Sydney values continued to increase over April, recording a 1.3 percent rise. This brings values up by 3.0 percent since January this year. All four of Australia’s largest capitals have now seen rises in housing values over the past three months.
CoreLogic research director, Tim Lawless, says prices are most likely on the way up again, which poses potential problems for the market as demand continues to outstrip supply.
“A significant lift in net overseas migration has run headlong into a lack of housing supply,” he said. “While overseas migration would normally have a more direct correlation with rental demand, with vacancy rates holding around one percent in most cities, it’s reasonable to assume more people are fast tracking a purchasing decision simply because they can’t find rental accommodation.”
Recent pressure on the RBA Board to put a hold on further interest rate increases had increased perceptions that they would either stabilise at their current level, or near to it. The uptick in values while interest rates remain at above average levels has a precedent.
“The last time we saw housing values trending higher through a rising interest rate environment was during the mid-to-late 2000s when the mining boom was underway,” Mr Lawless said. “This period was also characterised by surging net overseas migration that contributed significantly to housing demand.”
The Home Value Index also revealed that low levels of supply were continuing to support housing values as the numbers of newly listed properties, with the four-week trend at around -14 percent below average for this time of year.

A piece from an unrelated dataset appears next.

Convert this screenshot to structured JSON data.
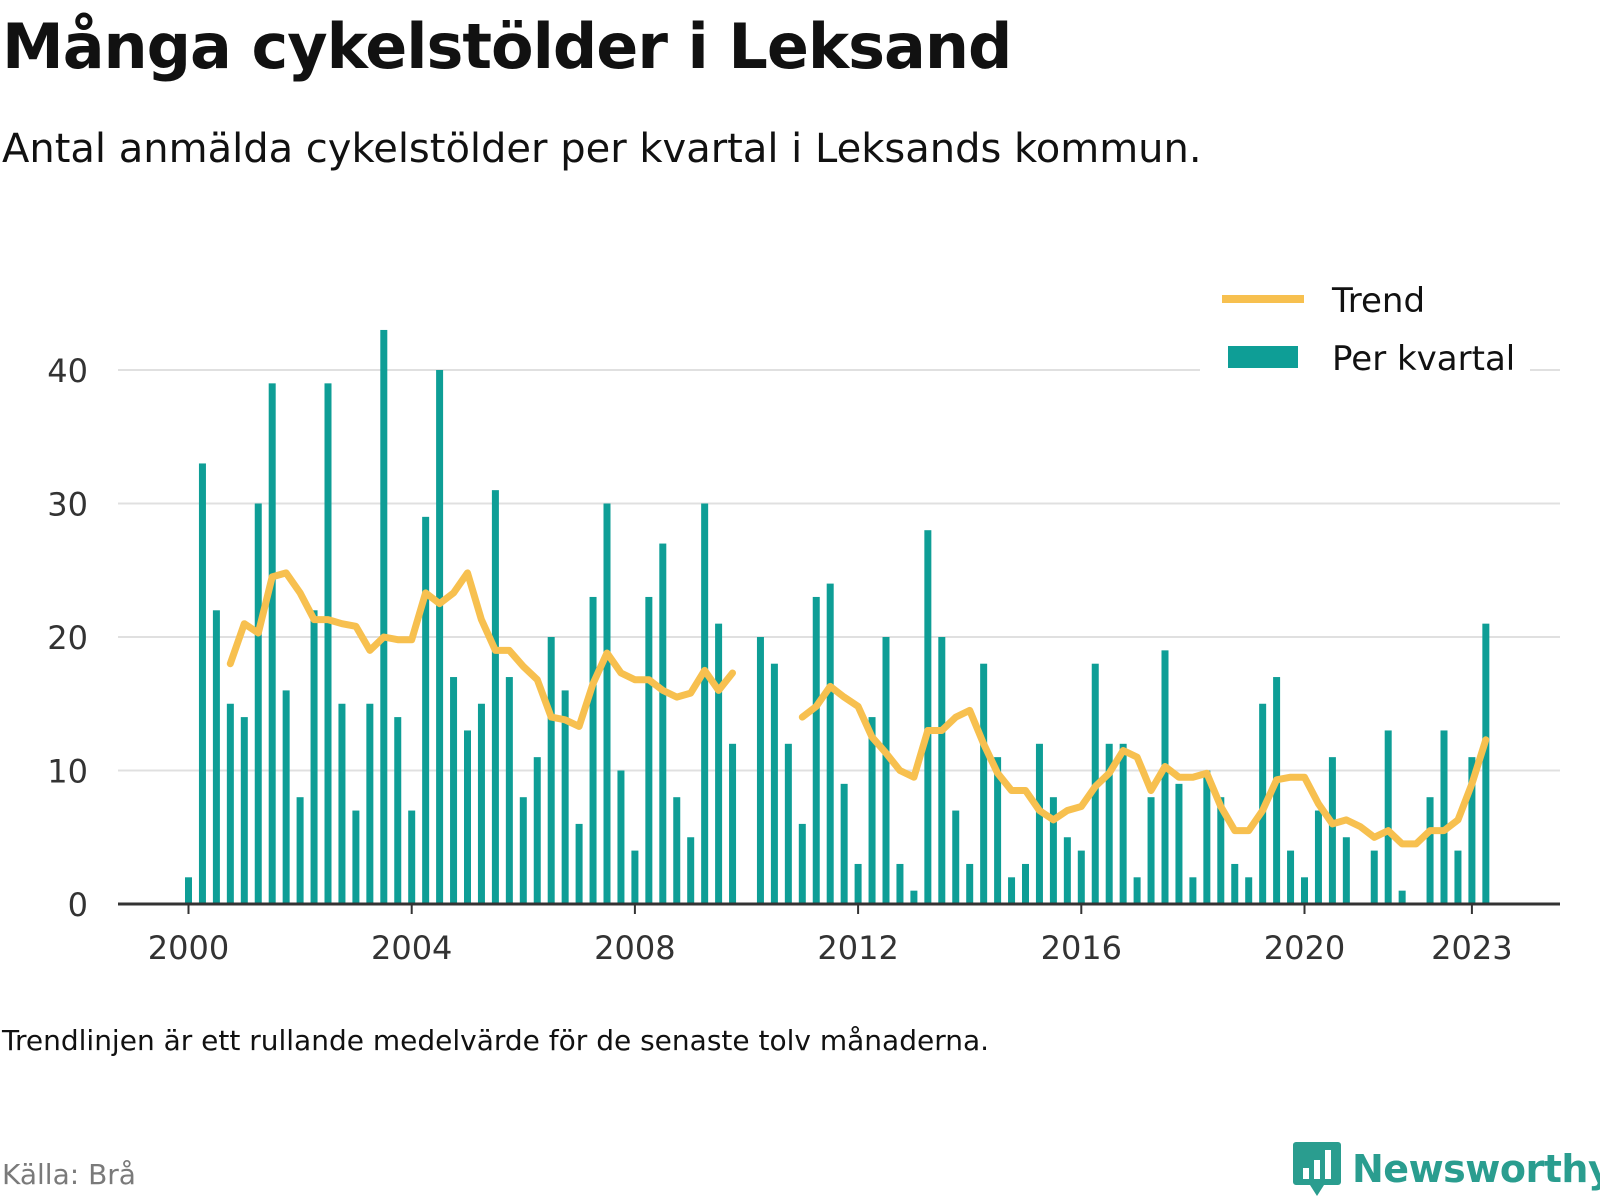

The RBA Board will meet tomorrow to discuss the possibility of another increase in the cash rate. Senior economist at PropTrack, Eleanor Creagh said there was a reasonable possibility that a further rise would be put on hold as the full impact of previous increases played out.
“In April, inflation was higher and the labour market remained tight, which saw the board consider raising the cash rate another 25 basis points,” she said. “Instead, it opted to hold the cash rate steady at 3.60 percent, giving the RBA room to pause and assess how economic conditions unfold.
“There is still a way to go in returning inflation to the target range, but with the impact of higher interest rates yet to fully impact household cash flows, and set to do so in months ahead, we’re likely to continue seeing inflation move lower. This gives the RBA leeway for a continued period of patience in May.”